The United States women’s national team on Sunday played its final match of 2014 — an unspectacular 0-0 draw against Brazil — to put to rest a tumultuous year.
The 16-3-5 record in 2014 doesn’t tell the full story. This was a year that featured an unheard of 5-3 loss to Denmark at the Algarve Cup, the first time the U.S. gave up five goals in a game and the first time the Americans lost back-to-back games since 2001. That led in large part, regardless of any posturing otherwise, to Tom Sermanni’s ousting as head coach, a stunning development late on a Sunday night in April that defined just how all-in U.S. Soccer is on the 2015 Women’s World Cup.
World Cup qualification came and went without hiccups (however worrisome the opener against Trinidad and Tobago was) and the U.S. capped off the year with the International Tournament of Brasilia, where the Americans tied China, smacked lowly Argentina and in two games against Brazil managed a tie and a loss. A fitting decrescendo for a year that just felt off from start to finish, with a few bright spots in between.
But the lasting impression of the United States women’s national team this year may not involve much of anything the U.S. did, directly anyway. This year is the year that many in the world stopped fearing the Americans.
This culminated with the U.S. falling out of the No. 1 spot in the FIFA world rankings this week for the first time in almost seven years.

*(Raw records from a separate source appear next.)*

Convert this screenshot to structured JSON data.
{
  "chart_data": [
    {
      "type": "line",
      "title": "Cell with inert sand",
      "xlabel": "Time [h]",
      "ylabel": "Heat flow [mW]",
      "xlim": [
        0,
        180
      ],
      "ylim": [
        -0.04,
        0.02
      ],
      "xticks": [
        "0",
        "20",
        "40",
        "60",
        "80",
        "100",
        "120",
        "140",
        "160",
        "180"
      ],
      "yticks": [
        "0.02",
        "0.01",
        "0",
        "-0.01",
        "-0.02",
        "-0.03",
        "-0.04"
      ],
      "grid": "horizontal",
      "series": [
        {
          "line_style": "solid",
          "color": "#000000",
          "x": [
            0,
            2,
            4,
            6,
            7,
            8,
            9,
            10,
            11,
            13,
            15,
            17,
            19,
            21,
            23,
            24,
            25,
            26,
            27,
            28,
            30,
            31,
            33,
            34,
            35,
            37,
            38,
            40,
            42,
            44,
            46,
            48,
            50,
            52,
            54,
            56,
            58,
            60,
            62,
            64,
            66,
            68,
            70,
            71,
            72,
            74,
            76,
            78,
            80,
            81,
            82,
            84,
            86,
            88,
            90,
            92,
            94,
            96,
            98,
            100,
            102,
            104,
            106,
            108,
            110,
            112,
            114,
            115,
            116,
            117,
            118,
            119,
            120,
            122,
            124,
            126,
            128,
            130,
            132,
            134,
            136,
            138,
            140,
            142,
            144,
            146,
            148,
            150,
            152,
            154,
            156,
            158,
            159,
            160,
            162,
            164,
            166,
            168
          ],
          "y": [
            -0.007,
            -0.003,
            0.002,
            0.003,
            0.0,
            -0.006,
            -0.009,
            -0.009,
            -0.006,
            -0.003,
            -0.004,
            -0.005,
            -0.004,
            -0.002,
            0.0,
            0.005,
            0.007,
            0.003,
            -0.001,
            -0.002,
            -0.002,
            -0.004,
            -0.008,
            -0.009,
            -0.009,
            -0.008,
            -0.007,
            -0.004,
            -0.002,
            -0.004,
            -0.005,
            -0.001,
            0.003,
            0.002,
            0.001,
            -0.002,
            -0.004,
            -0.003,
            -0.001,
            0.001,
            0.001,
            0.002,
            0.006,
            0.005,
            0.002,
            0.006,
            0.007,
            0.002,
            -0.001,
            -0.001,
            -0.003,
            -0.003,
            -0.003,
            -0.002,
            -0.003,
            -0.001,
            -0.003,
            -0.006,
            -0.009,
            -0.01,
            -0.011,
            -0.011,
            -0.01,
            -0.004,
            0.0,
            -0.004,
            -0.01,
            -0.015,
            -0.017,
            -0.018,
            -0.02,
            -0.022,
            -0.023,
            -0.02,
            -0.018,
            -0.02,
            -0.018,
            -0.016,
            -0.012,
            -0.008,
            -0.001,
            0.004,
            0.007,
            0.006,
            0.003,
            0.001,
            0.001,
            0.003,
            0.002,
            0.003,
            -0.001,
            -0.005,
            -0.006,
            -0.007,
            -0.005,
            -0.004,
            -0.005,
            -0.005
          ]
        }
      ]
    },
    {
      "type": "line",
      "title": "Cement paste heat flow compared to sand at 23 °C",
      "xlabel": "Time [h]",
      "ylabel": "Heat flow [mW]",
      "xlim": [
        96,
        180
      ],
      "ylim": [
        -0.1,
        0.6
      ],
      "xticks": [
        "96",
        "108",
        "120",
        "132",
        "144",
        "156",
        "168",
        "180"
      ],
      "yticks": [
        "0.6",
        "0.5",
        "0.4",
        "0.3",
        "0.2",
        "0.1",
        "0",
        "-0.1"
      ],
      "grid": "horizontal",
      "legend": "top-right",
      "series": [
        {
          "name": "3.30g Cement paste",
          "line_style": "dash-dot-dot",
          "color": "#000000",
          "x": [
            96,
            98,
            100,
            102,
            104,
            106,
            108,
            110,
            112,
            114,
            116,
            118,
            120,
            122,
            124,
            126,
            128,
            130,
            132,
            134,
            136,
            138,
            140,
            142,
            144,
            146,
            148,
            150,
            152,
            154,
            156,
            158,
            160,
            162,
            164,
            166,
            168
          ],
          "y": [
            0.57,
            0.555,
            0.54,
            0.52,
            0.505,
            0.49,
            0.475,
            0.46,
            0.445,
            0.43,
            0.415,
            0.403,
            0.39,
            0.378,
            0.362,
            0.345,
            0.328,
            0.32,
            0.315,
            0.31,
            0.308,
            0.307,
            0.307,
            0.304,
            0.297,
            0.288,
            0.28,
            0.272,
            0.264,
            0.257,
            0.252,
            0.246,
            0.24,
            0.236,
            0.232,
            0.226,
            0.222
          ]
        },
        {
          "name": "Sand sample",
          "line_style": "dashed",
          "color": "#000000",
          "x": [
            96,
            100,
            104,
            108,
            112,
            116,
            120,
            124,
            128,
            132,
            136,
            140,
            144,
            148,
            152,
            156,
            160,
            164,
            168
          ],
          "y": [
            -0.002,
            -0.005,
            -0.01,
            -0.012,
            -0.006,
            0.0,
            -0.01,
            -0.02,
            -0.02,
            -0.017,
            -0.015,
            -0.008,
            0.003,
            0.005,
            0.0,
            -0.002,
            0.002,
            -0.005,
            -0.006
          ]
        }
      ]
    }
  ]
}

Germany goalkeeper and reigning World Player of the Year said exactly that in September, when she said her team no longer fears the athletic U.S. team (while also calling Alex Morgan fragile). Speaking in-depth with the French team in June, they told me the same, with Gaëtane Thiney saying Les Bleues have finally cleared the mental hurdle that kept them off the podium in 2011 and 2012. France is now ranked No. 3 in the world and defeated Germany, Brazil, Sweden and England this year while picking up a draw against the United States.
Even Trinidad and Tobago goalkeeper Kimika Forbes said after a tough 1-0 loss to the U.S. in qualifying that she and her team played with no fear of the Americans.
And then there is Brazil, who played a more confident match against the United States than they have in, say, seven years — since that 2007 U.S. debacle — in two matches this past week in Brasilia. ‘Fear’ isn’t the right word to use for Brazil when it comes to facing the United States. The two bitter rivals don’t pull any punches when they meet. But Brazil is well aware that they have now beaten the U.S. only three times in 32 tries. Frustration — a more appropriate word here — from that is typically palpable in Brazil when playing the U.S. It was only a year ago when the two teams met in Orlando and the U.S. won 4-1.
But the frustration wasn’t there in Brasilia this month.
All of this means what has largely been known for years now: the world is catching up. The United States will not steamroll opponents as they once did. And Americans — players and fans alike — have to know that international progress will only continue. The world is getting better, and for the U.S. to acknowledge that — not just verbally, but in action and tactics — is what will make or break the team’s ability to adapt and move forward. Antiquated tactics won’t work.
Remember, 2010 was a turbulent year, too. But eight months after nearly not making the World Cup, the U.S. progressed to the final thanks to a pretty substantial miracle in the quarterfinal against Brazil. It isn’t all doom-and-gloom for the U.S. The Americans are likely to again be in the mix on the final weekend, but road blocks along the way will be significant, including a possible Round of 16 game against Brazil for the second-place finisher from Group D.
And it’s well known that anything short of a World Cup title will be failure. Again.